I've rejected girls who asked me out romantically before, so yeah. I don't feel bad about it, rejection is part of life. It would be wrong to pretend that I liked her back for the sake of immature young girls not giving me drama for rejecting that girl. 😛
I have broken quite a few people's hearts due to unrequited love. I felt bad but it was never my intention to hurt anyone. It was the right thing to do for me and them, they just didn't realize it at the time.
Maybe I have. Like, its those times when you don't want to hurt the person but you have no other choice coz you just don't feel the same way about them. But, I don't think they were in love so that makes it easier for them
Yes and yes. he wasn't giving me the same respect and loyalty I gave to him. But lesson learnt! Never give more than what you receive :-)
you can only break your own heart. you dont make people fall in love or hurt themselves. they control that. i have hurt myself, yes.

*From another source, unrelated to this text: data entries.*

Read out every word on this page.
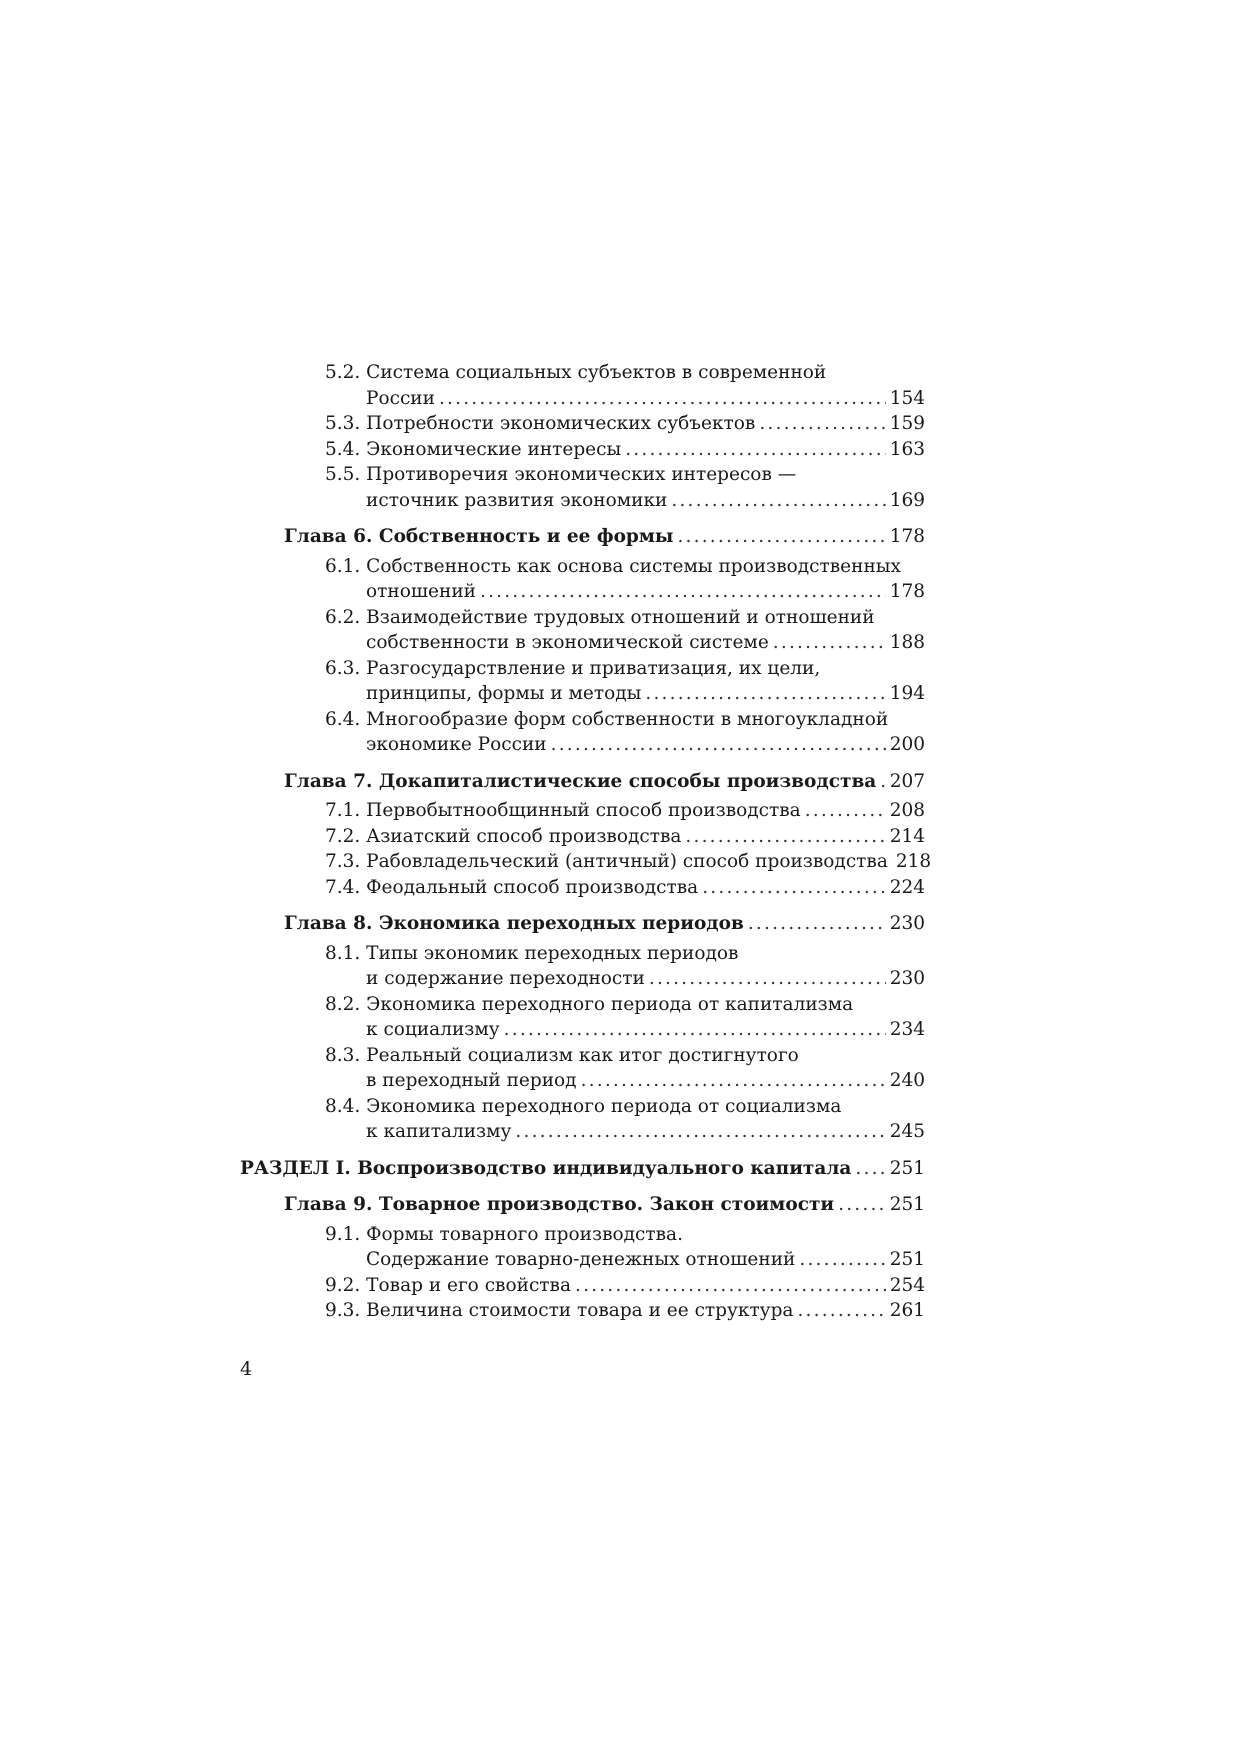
5.2. Система социальных субъектов в современной
России .....	154
5.3. Потребности экономических субъектов .....	159
5.4. Экономические интересы .....	163
5.5. Противоречия экономических интересов —
источник развития экономики .....	169
Глава 6. Собственность и ее формы .....	178
6.1. Собственность как основа системы производственных
отношений .....	178
6.2. Взаимодействие трудовых отношений и отношений
собственности в экономической системе .....	188
6.3. Разгосударствление и приватизация, их цели,
принципы, формы и методы .....	194
6.4. Многообразие форм собственности в многоукладной
экономике России .....	200
Глава 7. Докапиталистические способы производства ..... 207
7.1. Первобытнообщинный способ производства .....	208
7.2. Азиатский способ производства .....	214
7.3. Рабовладельческий (античный) способ производства 218
7.4. Феодальный способ производства .....	224
Глава 8. Экономика переходных периодов .....	230
8.1. Типы экономик переходных периодов
и содержание переходности .....	230
8.2. Экономика переходного периода от капитализма
к социализму .....	234
8.3. Реальный социализм как итог достигнутого
в переходный период .....	240
8.4. Экономика переходного периода от социализма
к капитализму .....	245
РАЗДЕЛ I. Воспроизводство индивидуального капитала ..... 251
Глава 9. Товарное производство. Закон стоимости .....	251
9.1. Формы товарного производства.
Содержание товарно-денежных отношений .....	251
9.2. Товар и его свойства .....	254
9.3. Величина стоимости товара и ее структура .....	261
4
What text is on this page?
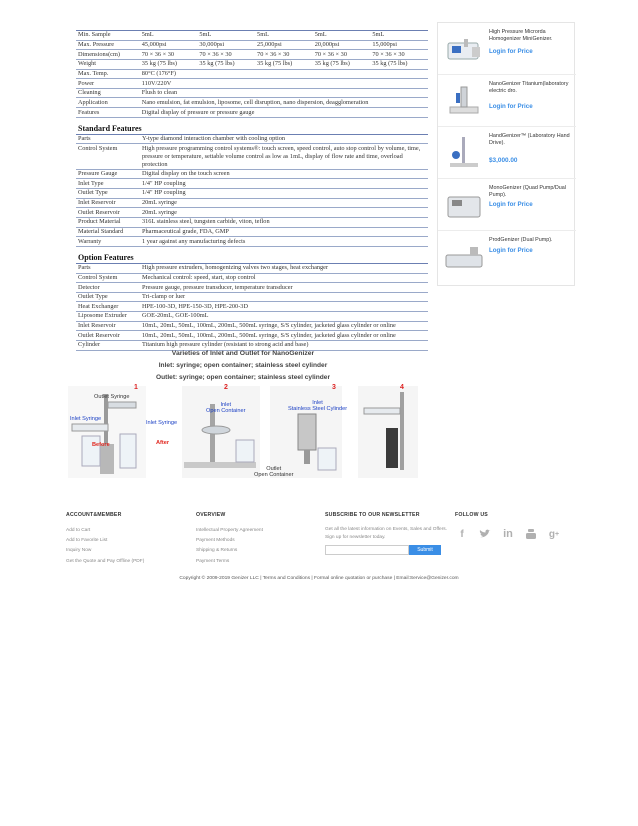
Min. Sample	5mL	5mL	5mL	5mL	5mL
Max. Pressure	45,000psi	30,000psi	25,000psi	20,000psi	15,000psi
Dimensions(cm)	70 × 36 × 30	70 × 36 × 30	70 × 36 × 30	70 × 36 × 30	70 × 36 × 30
Weight	35 kg (75 lbs)	35 kg (75 lbs)	35 kg (75 lbs)	35 kg (75 lbs)	35 kg (75 lbs)
Max. Temp.	80°C (176°F)				
Power	110V/220V				
Cleaning	Flush to clean				
Application	Nano emulsion, fat emulsion, liposome, cell disruption, nano dispersion, deagglomeration				
Features	Digital display of pressure or pressure gauge				
Standard Features
Parts	Y-type diamond interaction chamber with cooling option
Control System	High pressure programming control systems®: touch screen, speed control, auto stop control by volume, time, pressure or temperature, settable volume control as low as 1mL, display of flow rate and time, overload protection
Pressure Gauge	Digital display on the touch screen
Inlet Type	1/4" HP coupling
Outlet Type	1/4" HP coupling
Inlet Reservoir	20mL syringe
Outlet Reservoir	20mL syringe
Product Material	316L stainless steel, tungsten carbide, viton, teflon
Material Standard	Pharmaceutical grade, FDA, GMP
Warranty	1 year against any manufacturing defects
Option Features
Parts	High pressure extruders, homogenizing valves two stages, heat exchanger
Control System	Mechanical control: speed, start, stop control
Detector	Pressure gauge, pressure transducer, temperature transducer
Outlet Type	Tri-clamp or luer
Heat Exchanger	HPE-100-3D, HPE-150-3D, HPE-200-3D
Liposome Extruder	GOE-20mL, GOE-100mL
Inlet Reservoir	10mL, 20mL, 50mL, 100mL, 200mL, 500mL syringe, S/S cylinder, jacketed glass cylinder or online
Outlet Reservoir	10mL, 20mL, 50mL, 100mL, 200mL, 500mL syringe, S/S cylinder, jacketed glass cylinder or online
Cylinder	Titanium high pressure cylinder (resistant to strong acid and base)
High Pressure Microrda Homogenizer MiniGenizer.
Login for Price
NanoGenizer Titanium(laboratory electric dro.
Login for Price
HandGenizer™ (Laboratory Hand Drive).
$3,000.00
MonoGenizer (Quad Pump/Dual Pump).
Login for Price
ProdGenizer (Dual Pump).
Login for Price
Varieties of Inlet and Outlet for NanoGenizer
Inlet: syringe; open container; stainless steel cylinder
Outlet: syringe; open container; stainless steel cylinder
1	2	3	4
Outlet Syringe
Inlet Syringe
Inlet Syringe
Before	After
Inlet
Open Container
Inlet
Stainless Steel Cylinder
Outlet
Open Container
ACCOUNT&MEMBER
Add to Cart
Add to Favorite List
Inquiry Now
Get the Quote and Pay Offline (PDF)
OVERVIEW
Intellectual Property Agreement
Payment Methods
Shipping & Returns
Payment Terms
SUBSCRIBE TO OUR NEWSLETTER
Get all the latest information on Events, Sales and Offers. Sign up for newsletter today.
Submit
FOLLOW US
f	in	g +
Copyright © 2009-2019 Genizer LLC | Terms and Conditions | Formal online quotation or purchase | Email:Service@Genizer.com
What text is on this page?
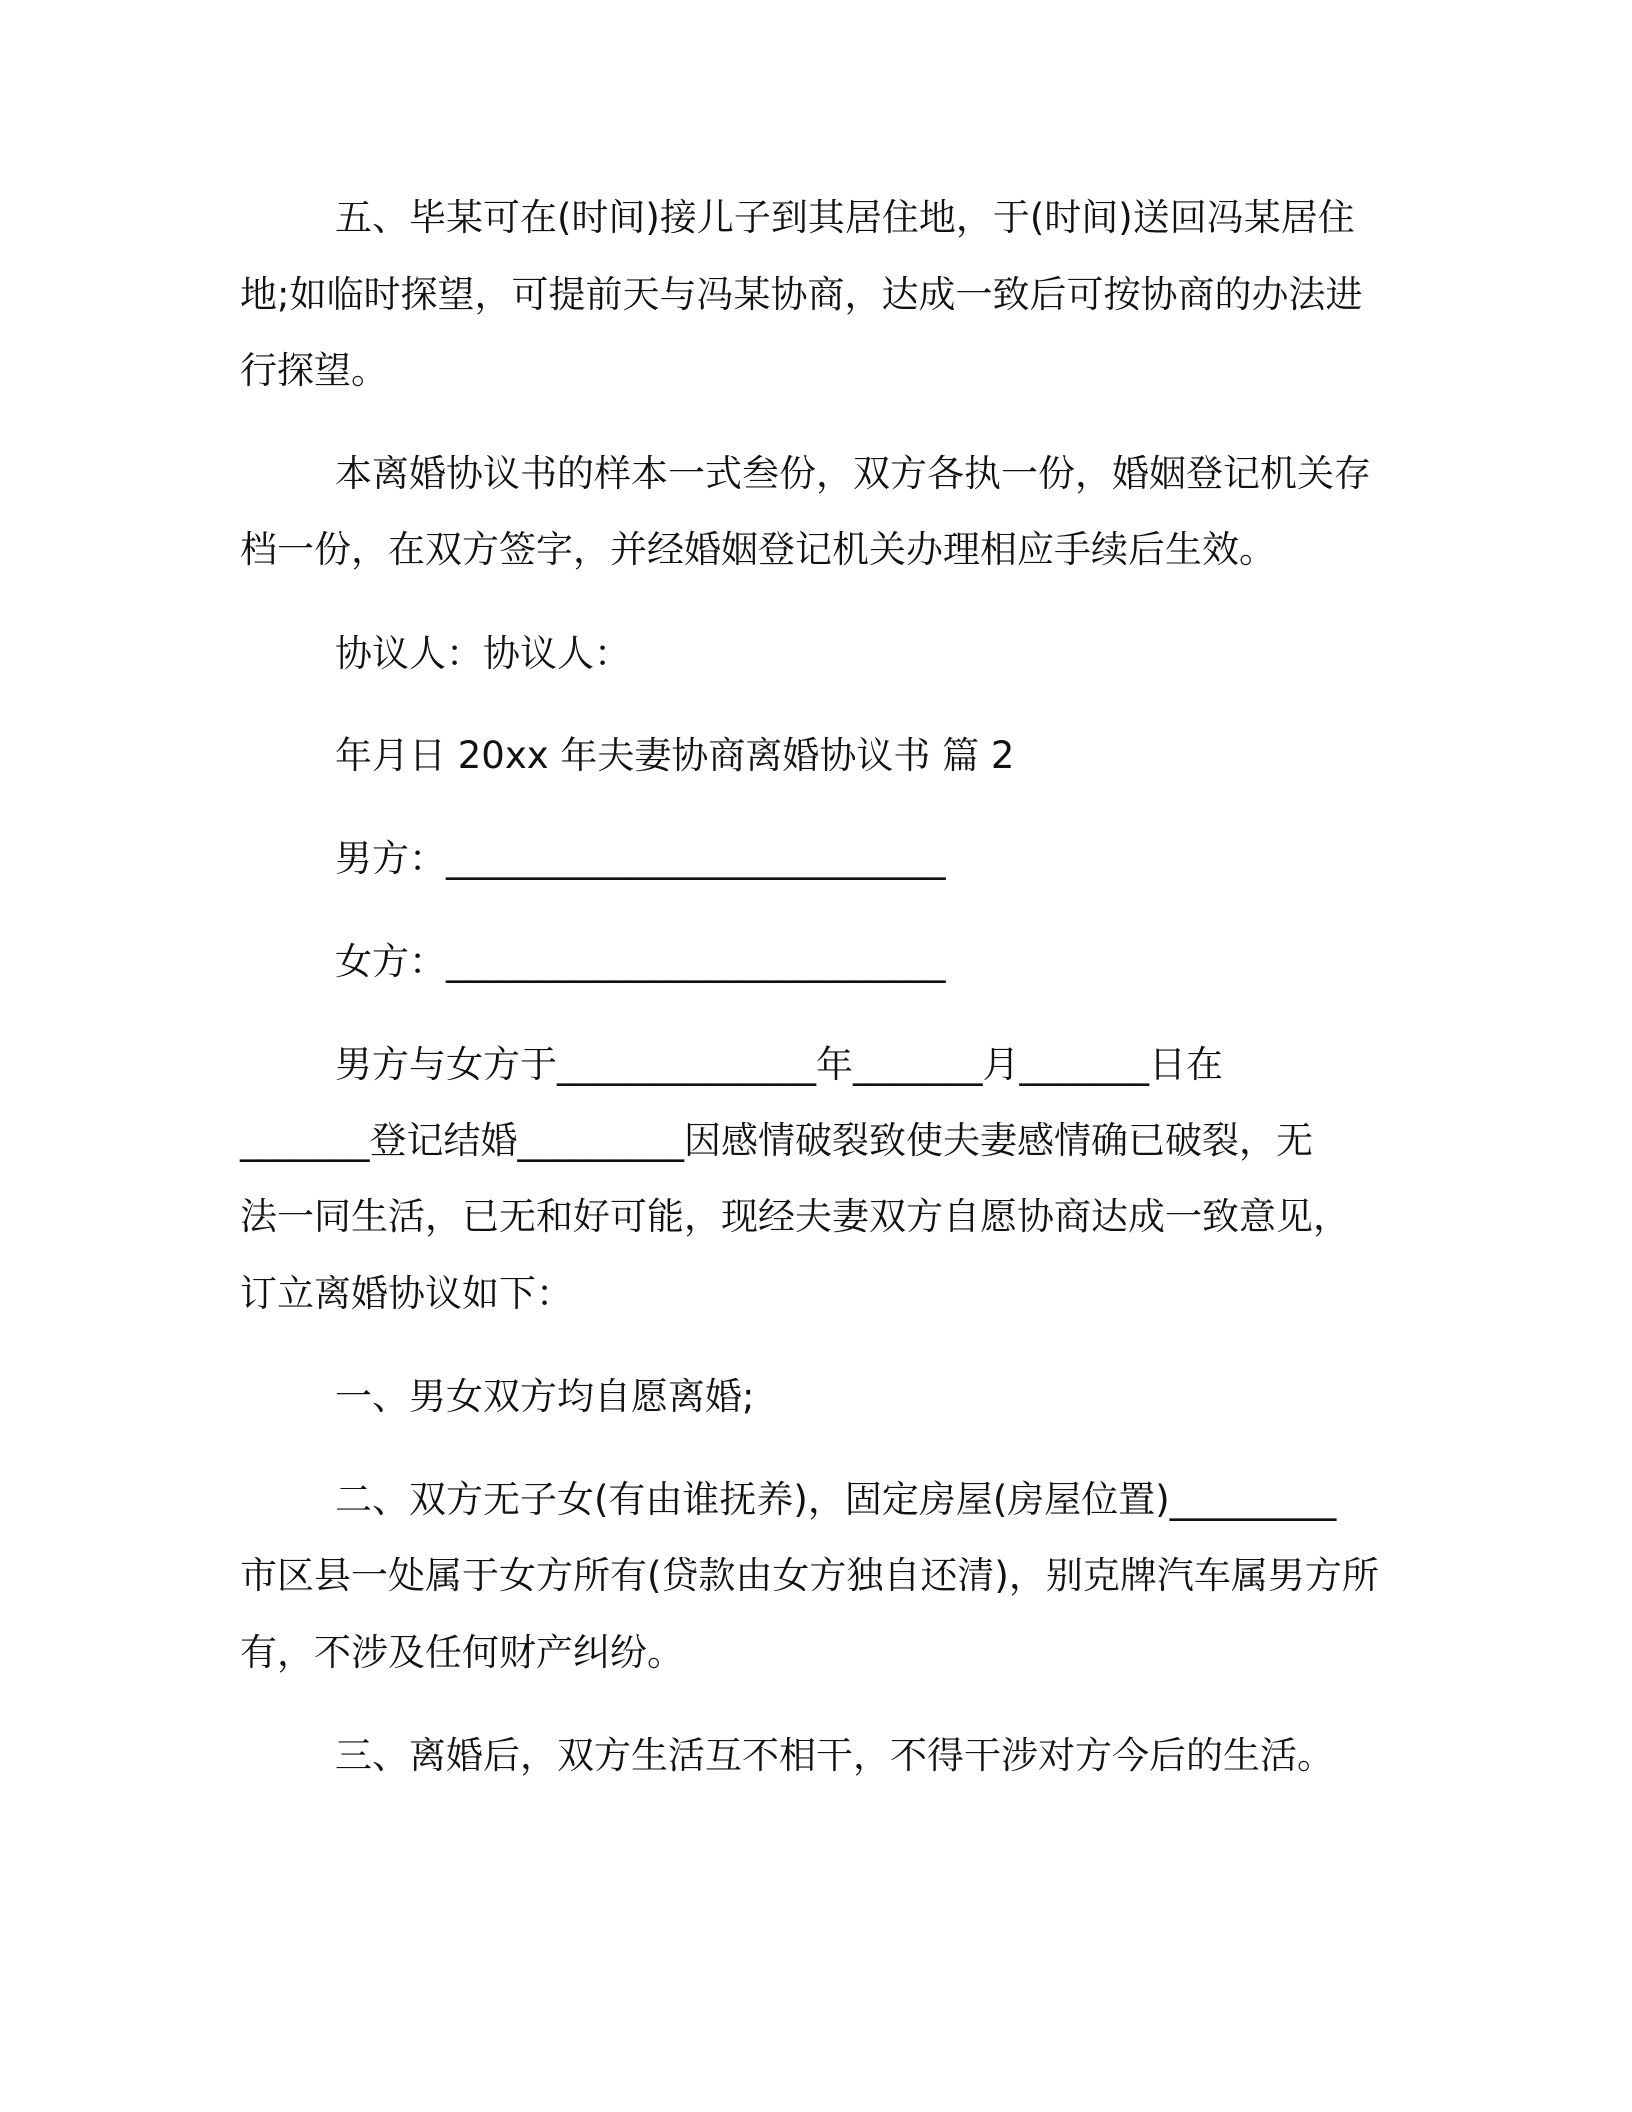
五、毕某可在(时间)接儿子到其居住地，于(时间)送回冯某居住
地;如临时探望，可提前天与冯某协商，达成一致后可按协商的办法进
行探望。
本离婚协议书的样本一式叁份，双方各执一份，婚姻登记机关存
档一份，在双方签字，并经婚姻登记机关办理相应手续后生效。
协议人：协议人：
年月日 20xx 年夫妻协商离婚协议书 篇 2
男方：___________________________
女方：___________________________
男方与女方于______________年_______月_______日在
_______登记结婚_________因感情破裂致使夫妻感情确已破裂，无
法一同生活，已无和好可能，现经夫妻双方自愿协商达成一致意见，
订立离婚协议如下：
一、男女双方均自愿离婚;
二、双方无子女(有由谁抚养)，固定房屋(房屋位置)_________
市区县一处属于女方所有(贷款由女方独自还清)，别克牌汽车属男方所
有，不涉及任何财产纠纷。
三、离婚后，双方生活互不相干，不得干涉对方今后的生活。
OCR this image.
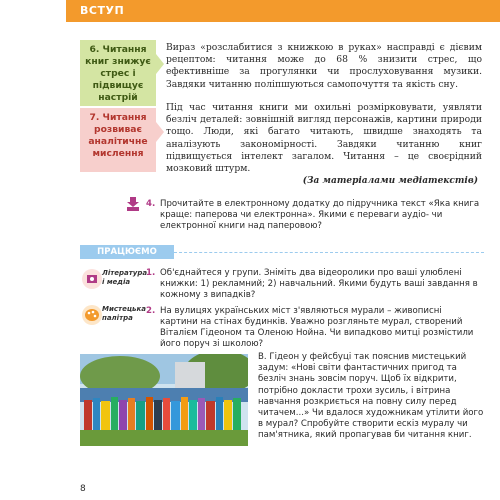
ВСТУП
6. Читання книг знижує стрес і підвищує настрій
7. Читання розвиває аналітичне мислення

Вираз «розслабитися з книжкою в руках» насправді є дієвим рецептом: читання може до 68 % знизити стрес, що ефективніше за прогулянки чи прослуховування музики. Завдяки читанню поліпшуються самопочуття та якість сну.

Під час читання книги ми охильні розмірковувати, уявляти безліч деталей: зовнішній вигляд персонажів, картини природи тощо. Люди, які багато читають, швидше знаходять та аналізують закономірності. Завдяки читанню книг підвищується інтелект загалом. Читання – це своєрідний мозковий штурм.

(За матеріалами медіатекстів)
4. Прочитайте в електронному додатку до підручника текст «Яка книга краще: паперова чи електронна». Якими є переваги аудіо- чи електронної книги над паперовою?
ПРАЦЮЄМО ВДОМА
Література і медіа
Мистецька палітра
1. Об'єднайтеся у групи. Зніміть два відеоролики про ваші улюблені книжки: 1) рекламний; 2) навчальний. Якими будуть ваші завдання в кожному з випадків?
2. На вулицях українських міст з'являються мурали – живописні картини на стінах будинків. Уважно розгляньте мурал, створений Віталієм Гідеоном та Оленою Нойна. Чи випадково митці розмістили його поруч зі школою?
В. Гідеон у фейсбуці так пояснив мистецький задум: «Нові світи фантастичних пригод та безліч знань зовсім поруч. Щоб їх відкрити, потрібно докласти трохи зусиль, і вітрина навчання розкриється на повну силу перед читачем...» Чи вдалося художникам утілити його в мурал? Спробуйте створити ескіз муралу чи пам'ятника, який пропагував би читання книг.
8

I've also rejected people who were or thought they were in love with me bc i did not feel it in return... i did not break their heart, and I don't know if they felt heart broken over it.
i dont feel bad. there was no reason for us to be together if we both did not feel it.
How dare you go all deep lol I was literally about to sum this up! Very on point opinion.
Probably not. Too busy getting mine broken by other people. Although one girl who I was seeing dropped the "lets just be friends" thing on me and I said No. Could see that she was hurting when I was ignoring her. I didn't want to but couldn't face just being friends with someone who I had strong feelings for.
Sadly yes but as much as he cared about me I had to put myself first he wasn't very compassionate and never listened to anything to do with my past I still felt terrible for hurting him though
Yes. It was the right thing to do because we were poisoning each other after many years and we had meant to care about each other. Heart break at first but afterward it was freedom for both to be better people.
Yes, I have. They were not my type and even when I wasn't sure of being with them. I led them on thinking that their was a chance. Until I saw that they fell for me than I broke things off.
I feel bad because I led them on just cause I wasn't sure of what I wanted.
I think i have, luckily not be much.
Its better to break someones heart quickly then to give them false hopes and make the eventual pain grow.
Maybe once or twice, but it's been done more to me. I did cut off a one girl for a good reason. She was an alcoholic and she kissed my brother (after I banged her and was passed out). She was crying and going ballistic after that but she made her own bed and I obviously have no regrets about that.
Women on the other hand will build up "cases" against men. They will make their decision to break up with a guys weeks or even months before they do it. Often the guy has no idea it's coming.